İlgili husus Yargıtay 4.HD. 2015/9092E., 2016/11408K. ve 21.11.2016 tarihli kararında “…Matufiyet kelime anlamı olarak; yöneliklik, yönelmiş olmaklık olarak tarif edilmektedir. (YILMAZ Ejder, Hukuk Sözlüğü, b.7 Ankara 2002, s. 784)
Özellikle kişilik haklarına saldırı nedeniyle tazminat istemini içeren davalara konu olan matufiyet şartı, açıkça kanunda yer almamakla birlikte, Yargıtay içtihatlarıyla hukukumuza girmiştir. Matufiyet şartı içtihatlarda adı, sanı, kimliği belli olmasa da ona yöneldiği konusunda kuşku bırakmayacak şekilde ithamlara, yönelimlere yer veren ifadeler olarak kabul edilmektedir.
Yargısal kararlarda; yayın ile şeref ve haysiyetine veya özel yaşamına, dolayısıyla kişilik haklarına saldırıda bulunulduğunu iddia eden yönünden varlığı aranan önemli bir koşul olarak tarif edilmiş, matufiyetin varlığını kabul için o yayında ya kişinin adından açıkça söz edilmesi ya da konumunun, sıfatının gösterilmesi veya BUNLARDAN SÖZ EDİLMESE DAHİ YAYIN İÇERİĞİNDEN BU KİŞİNİN AMAÇLANDIĞI, SÖZLERİN ONA YÖNELİK OLDUĞUNUN ANLAŞILMASI veya ANLAŞILABİLİR OLMASI ŞARTLARI ARANMIŞTIR.

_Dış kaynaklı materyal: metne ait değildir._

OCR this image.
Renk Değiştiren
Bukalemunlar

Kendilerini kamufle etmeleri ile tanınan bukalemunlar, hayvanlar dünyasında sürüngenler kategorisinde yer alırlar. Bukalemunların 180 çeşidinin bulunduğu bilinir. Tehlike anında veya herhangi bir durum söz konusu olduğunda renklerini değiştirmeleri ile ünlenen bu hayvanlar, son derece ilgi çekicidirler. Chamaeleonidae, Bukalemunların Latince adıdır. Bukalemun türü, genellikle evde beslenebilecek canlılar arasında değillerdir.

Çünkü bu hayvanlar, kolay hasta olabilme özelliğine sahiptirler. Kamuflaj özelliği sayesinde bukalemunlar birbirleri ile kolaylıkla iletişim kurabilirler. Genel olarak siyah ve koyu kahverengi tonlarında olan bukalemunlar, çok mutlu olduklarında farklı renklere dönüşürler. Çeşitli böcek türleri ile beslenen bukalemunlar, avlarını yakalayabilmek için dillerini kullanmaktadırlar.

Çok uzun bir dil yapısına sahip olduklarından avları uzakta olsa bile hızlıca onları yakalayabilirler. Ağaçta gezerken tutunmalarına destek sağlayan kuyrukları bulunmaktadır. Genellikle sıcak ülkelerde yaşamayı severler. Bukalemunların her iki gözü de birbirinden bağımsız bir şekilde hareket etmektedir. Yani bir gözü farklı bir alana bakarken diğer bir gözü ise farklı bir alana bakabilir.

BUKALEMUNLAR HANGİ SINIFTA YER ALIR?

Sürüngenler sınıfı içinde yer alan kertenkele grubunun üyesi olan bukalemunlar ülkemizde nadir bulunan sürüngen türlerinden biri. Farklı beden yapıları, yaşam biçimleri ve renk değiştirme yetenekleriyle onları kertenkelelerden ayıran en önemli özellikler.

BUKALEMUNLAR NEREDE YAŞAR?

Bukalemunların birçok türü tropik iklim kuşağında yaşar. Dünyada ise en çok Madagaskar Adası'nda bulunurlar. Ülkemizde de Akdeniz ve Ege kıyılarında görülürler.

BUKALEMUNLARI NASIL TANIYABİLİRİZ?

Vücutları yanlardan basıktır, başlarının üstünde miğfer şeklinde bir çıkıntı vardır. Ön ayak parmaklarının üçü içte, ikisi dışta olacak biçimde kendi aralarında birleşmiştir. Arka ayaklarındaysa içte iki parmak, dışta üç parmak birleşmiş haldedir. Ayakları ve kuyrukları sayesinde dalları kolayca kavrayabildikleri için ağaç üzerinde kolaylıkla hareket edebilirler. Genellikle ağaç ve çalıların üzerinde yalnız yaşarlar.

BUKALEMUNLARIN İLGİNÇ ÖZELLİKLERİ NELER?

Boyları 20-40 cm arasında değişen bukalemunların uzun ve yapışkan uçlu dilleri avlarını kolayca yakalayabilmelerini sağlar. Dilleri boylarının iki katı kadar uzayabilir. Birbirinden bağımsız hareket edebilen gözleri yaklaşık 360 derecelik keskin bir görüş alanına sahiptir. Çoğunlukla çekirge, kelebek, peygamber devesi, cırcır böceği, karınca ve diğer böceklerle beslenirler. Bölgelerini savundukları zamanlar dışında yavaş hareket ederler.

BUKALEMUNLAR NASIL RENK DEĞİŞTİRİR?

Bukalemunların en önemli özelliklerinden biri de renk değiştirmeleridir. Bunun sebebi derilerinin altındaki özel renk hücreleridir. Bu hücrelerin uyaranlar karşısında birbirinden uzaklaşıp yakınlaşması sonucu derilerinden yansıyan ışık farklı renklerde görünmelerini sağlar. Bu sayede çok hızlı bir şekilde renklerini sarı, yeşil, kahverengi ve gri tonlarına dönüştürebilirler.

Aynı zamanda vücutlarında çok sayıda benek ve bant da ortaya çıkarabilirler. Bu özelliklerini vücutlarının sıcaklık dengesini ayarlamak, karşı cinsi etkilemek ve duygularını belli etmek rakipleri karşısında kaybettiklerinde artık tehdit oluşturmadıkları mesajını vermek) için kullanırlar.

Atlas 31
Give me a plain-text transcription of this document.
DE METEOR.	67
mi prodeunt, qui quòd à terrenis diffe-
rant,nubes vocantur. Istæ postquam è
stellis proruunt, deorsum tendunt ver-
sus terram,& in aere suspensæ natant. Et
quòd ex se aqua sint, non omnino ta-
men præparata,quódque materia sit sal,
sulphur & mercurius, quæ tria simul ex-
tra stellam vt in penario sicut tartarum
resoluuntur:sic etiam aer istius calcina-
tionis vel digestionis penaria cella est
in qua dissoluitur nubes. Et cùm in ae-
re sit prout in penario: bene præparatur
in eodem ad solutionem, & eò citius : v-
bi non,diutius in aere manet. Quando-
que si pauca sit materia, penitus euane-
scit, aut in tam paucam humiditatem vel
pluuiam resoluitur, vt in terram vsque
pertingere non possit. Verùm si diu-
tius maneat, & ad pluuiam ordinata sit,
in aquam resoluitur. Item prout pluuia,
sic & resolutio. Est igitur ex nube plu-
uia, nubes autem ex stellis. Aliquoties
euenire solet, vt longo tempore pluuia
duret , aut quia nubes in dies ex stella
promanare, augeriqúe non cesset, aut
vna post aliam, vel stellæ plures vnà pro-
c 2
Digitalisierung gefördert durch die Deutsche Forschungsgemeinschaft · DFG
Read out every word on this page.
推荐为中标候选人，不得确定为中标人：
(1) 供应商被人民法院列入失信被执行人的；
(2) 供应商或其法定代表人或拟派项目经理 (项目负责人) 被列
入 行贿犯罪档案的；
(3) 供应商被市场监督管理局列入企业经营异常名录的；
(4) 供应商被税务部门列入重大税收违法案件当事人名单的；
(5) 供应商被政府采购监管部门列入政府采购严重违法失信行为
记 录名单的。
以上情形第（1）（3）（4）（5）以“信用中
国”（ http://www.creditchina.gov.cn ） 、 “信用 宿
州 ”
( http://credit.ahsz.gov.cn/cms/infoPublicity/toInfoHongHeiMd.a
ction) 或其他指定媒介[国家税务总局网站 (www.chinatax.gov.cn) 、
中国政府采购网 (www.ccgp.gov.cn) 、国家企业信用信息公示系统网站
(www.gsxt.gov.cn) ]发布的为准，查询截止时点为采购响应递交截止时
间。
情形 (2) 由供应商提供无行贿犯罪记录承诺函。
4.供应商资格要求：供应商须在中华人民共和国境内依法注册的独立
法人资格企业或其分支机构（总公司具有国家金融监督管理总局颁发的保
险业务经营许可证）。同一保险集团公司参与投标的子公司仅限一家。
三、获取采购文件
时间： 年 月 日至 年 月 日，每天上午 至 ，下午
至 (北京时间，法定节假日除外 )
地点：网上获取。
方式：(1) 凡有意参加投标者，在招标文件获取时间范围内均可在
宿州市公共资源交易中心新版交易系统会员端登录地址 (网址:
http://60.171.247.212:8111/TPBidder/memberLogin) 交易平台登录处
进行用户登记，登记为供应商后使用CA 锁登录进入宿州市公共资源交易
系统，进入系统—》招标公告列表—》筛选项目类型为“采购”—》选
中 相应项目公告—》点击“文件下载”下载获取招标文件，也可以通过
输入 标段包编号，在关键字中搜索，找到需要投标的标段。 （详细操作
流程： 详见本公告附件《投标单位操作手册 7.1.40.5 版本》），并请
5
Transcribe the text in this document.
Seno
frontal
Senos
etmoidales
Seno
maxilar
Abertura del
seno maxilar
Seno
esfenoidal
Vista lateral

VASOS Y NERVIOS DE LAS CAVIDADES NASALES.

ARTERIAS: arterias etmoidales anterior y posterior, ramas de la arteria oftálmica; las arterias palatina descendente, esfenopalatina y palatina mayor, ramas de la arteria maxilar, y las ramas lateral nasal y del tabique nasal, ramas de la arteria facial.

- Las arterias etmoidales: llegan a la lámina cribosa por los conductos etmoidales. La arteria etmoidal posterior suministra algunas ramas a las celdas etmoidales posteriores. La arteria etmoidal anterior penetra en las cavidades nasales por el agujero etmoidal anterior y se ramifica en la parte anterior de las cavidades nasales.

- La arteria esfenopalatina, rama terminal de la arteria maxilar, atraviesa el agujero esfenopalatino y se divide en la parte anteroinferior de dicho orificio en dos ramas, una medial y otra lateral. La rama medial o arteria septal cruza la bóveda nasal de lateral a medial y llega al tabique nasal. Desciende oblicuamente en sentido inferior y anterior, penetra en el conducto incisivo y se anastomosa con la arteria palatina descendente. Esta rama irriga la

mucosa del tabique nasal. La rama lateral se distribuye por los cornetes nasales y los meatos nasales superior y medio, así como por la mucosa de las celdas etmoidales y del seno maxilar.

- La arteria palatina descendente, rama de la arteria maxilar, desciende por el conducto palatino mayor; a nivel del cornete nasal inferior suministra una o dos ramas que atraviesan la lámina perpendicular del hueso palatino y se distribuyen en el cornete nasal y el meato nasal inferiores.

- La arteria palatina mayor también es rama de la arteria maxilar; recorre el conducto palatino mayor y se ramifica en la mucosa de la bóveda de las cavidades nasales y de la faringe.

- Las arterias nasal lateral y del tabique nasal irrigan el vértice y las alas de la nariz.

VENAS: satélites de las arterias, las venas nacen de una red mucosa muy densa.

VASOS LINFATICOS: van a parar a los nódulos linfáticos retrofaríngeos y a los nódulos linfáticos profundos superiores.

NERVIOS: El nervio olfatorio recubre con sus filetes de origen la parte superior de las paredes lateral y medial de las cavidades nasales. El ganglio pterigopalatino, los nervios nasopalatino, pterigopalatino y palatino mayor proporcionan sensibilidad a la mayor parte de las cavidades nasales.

GERÇEKTEN HUKUKA AYKIRI EYLEMDE BULUNAN KİŞİ MAĞDURUN İSMİNİ AÇIKÇA BELİRTMEMİŞ VEYA İSNAT ETTİĞİ FİİLİ ÜSTÜ KAPALI BİR BİÇİMDE GEÇİŞTİRMİŞSE, isnadın mahiyetinde ve mağdurun şahsına matufiyetinde tereddüt edilmeyecek derecede karineler varsa, hem isim zikredilmiş, hem de hakaret vaki olmuş sayılır. (Hukuk Genel Kurulu 16/09/2015 gün ve 2014/4-85 E- 2015/1774 K, 07/07/2010 gün ve 2010/4-377 E-2010/365 K) şeklinde ifade edilmiştir.